Rather than eviction “defense,” which harms other tenants and housing by passing the cost burden to both, the better solution is eviction “prevention.” Even the recipients of the eviction defense come out of it with damaged rental histories. Excluding the attorneys, there are no long-term winners, only multiple losers.

Often eviction defense results in a tenant being able to stay for an extra month without paying rent. I wonder if there would be similar or better results if the money spent on eviction defense attorneys is used to pay a month or two of rent.

How many tenants have multiple evictions, or move without fulfilling their rental agreement every few years? Some get parents and friends to “front” for them as they cannot obtain housing independently from property owners. Others seek out small owners who do not know how to screen or go to owners who don’t care as long as they have a fist full of move-in money.

Prevention needs to occur before the rent is missed.

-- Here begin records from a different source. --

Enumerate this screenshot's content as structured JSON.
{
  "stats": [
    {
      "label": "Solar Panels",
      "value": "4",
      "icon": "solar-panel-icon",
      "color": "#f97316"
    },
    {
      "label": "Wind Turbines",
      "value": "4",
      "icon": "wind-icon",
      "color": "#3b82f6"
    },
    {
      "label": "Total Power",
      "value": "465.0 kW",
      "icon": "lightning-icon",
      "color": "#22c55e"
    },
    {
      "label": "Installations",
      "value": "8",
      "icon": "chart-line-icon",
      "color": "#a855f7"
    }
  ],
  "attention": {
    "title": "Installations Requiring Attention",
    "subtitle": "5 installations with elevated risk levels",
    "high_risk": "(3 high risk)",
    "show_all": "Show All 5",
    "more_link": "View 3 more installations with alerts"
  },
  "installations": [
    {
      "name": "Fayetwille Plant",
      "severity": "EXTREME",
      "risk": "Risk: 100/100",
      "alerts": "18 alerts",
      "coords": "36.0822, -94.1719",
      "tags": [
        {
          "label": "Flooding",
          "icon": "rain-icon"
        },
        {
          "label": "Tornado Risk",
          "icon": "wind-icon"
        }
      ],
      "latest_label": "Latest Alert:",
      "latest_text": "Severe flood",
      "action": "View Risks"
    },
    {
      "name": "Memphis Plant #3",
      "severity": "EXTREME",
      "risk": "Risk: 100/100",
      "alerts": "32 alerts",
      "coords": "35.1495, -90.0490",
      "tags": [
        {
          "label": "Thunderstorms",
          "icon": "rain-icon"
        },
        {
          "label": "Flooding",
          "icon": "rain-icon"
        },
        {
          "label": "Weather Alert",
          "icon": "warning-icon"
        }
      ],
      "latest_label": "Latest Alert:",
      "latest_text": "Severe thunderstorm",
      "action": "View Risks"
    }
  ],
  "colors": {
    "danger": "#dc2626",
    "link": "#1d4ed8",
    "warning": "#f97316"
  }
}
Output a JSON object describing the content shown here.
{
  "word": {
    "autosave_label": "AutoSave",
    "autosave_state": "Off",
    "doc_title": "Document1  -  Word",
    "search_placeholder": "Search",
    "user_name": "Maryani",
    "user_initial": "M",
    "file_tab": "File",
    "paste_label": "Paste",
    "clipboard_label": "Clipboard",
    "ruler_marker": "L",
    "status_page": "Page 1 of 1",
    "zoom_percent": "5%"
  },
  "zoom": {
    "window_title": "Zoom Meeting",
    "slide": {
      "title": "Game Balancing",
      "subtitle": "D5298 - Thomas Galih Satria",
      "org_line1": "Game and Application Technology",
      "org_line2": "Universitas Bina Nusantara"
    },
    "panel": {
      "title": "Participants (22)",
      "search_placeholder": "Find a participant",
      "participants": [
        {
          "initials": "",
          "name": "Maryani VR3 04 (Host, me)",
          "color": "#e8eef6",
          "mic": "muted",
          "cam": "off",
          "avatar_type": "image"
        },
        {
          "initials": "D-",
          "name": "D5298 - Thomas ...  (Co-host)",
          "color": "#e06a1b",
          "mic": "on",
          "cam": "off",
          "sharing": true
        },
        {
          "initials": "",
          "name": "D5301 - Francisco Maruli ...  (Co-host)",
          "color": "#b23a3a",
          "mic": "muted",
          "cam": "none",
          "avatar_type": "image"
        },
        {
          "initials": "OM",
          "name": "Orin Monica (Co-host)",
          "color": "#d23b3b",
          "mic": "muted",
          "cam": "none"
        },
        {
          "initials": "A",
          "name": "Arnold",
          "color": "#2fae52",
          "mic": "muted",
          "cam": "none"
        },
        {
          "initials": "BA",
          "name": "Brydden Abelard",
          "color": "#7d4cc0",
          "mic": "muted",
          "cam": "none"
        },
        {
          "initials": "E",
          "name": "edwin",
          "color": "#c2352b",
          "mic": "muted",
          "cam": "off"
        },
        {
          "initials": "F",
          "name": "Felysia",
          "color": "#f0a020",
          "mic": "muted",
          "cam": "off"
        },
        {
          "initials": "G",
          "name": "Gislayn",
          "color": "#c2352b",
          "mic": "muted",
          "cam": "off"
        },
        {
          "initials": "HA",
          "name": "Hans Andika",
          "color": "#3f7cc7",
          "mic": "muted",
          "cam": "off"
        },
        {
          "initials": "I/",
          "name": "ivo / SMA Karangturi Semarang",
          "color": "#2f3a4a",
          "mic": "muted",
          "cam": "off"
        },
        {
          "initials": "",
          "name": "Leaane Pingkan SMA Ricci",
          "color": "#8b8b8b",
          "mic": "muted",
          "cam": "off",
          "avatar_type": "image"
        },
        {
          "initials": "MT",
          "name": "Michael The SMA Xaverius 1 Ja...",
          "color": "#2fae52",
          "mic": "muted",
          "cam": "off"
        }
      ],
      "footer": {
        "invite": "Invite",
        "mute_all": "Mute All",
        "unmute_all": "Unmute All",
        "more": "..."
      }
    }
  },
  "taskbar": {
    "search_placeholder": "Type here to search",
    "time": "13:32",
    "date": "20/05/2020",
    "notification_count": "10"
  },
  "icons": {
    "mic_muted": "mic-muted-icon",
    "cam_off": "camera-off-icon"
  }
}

People at the bottom rung of the income scale will always have problems paying rent unless there is something like rent vouchers to help. What other societal costs could be reduced if the constant moving were to be reduced? I think there is a significant safety factor in knowing your neighbors, making it more likely you watch out for one another. What is the impact on schools as kids move, not just due to housing, but also utility disconnects? And so much more.

As I have said to Desmond in the past, I fully support his universal housing vouchers and am willing to work hard to promote it.

The numbers of people at risk of going over this “evictions cliff” are staggering: Data collected by the U.S. Census Bureau indicates that between 43 and 45 percent of adults live in renter households affected by recent job or income losses, and nearly half of all renter households were struggling to make ends meet even before the virus hit. A UCLA analysis projects that in Los Angeles County alone, about 120,000 households—including 184,000 children—are likely to experience homelesseness, and Black, Latinx, and poor families will suffer the most.

Having a lawyer in housing court can give tenants facing eviction a fighting chance: A March 2012 Boston study, for example, found that about two-thirds of people in the group with full-service representation were able to keep their homes, compared to one-third in the group that received more limited legal help. In Seattle, the King County Bar Association’s Housing Justice Project found that tenants with counsel are more than three times as likely to avoid a forced eviction executed by the local sheriff’s office and reach an out-of-court agreement with their landlord. When the agreement includes a payment plan for catching up on rent, tenants remain housed nearly two-thirds of the time.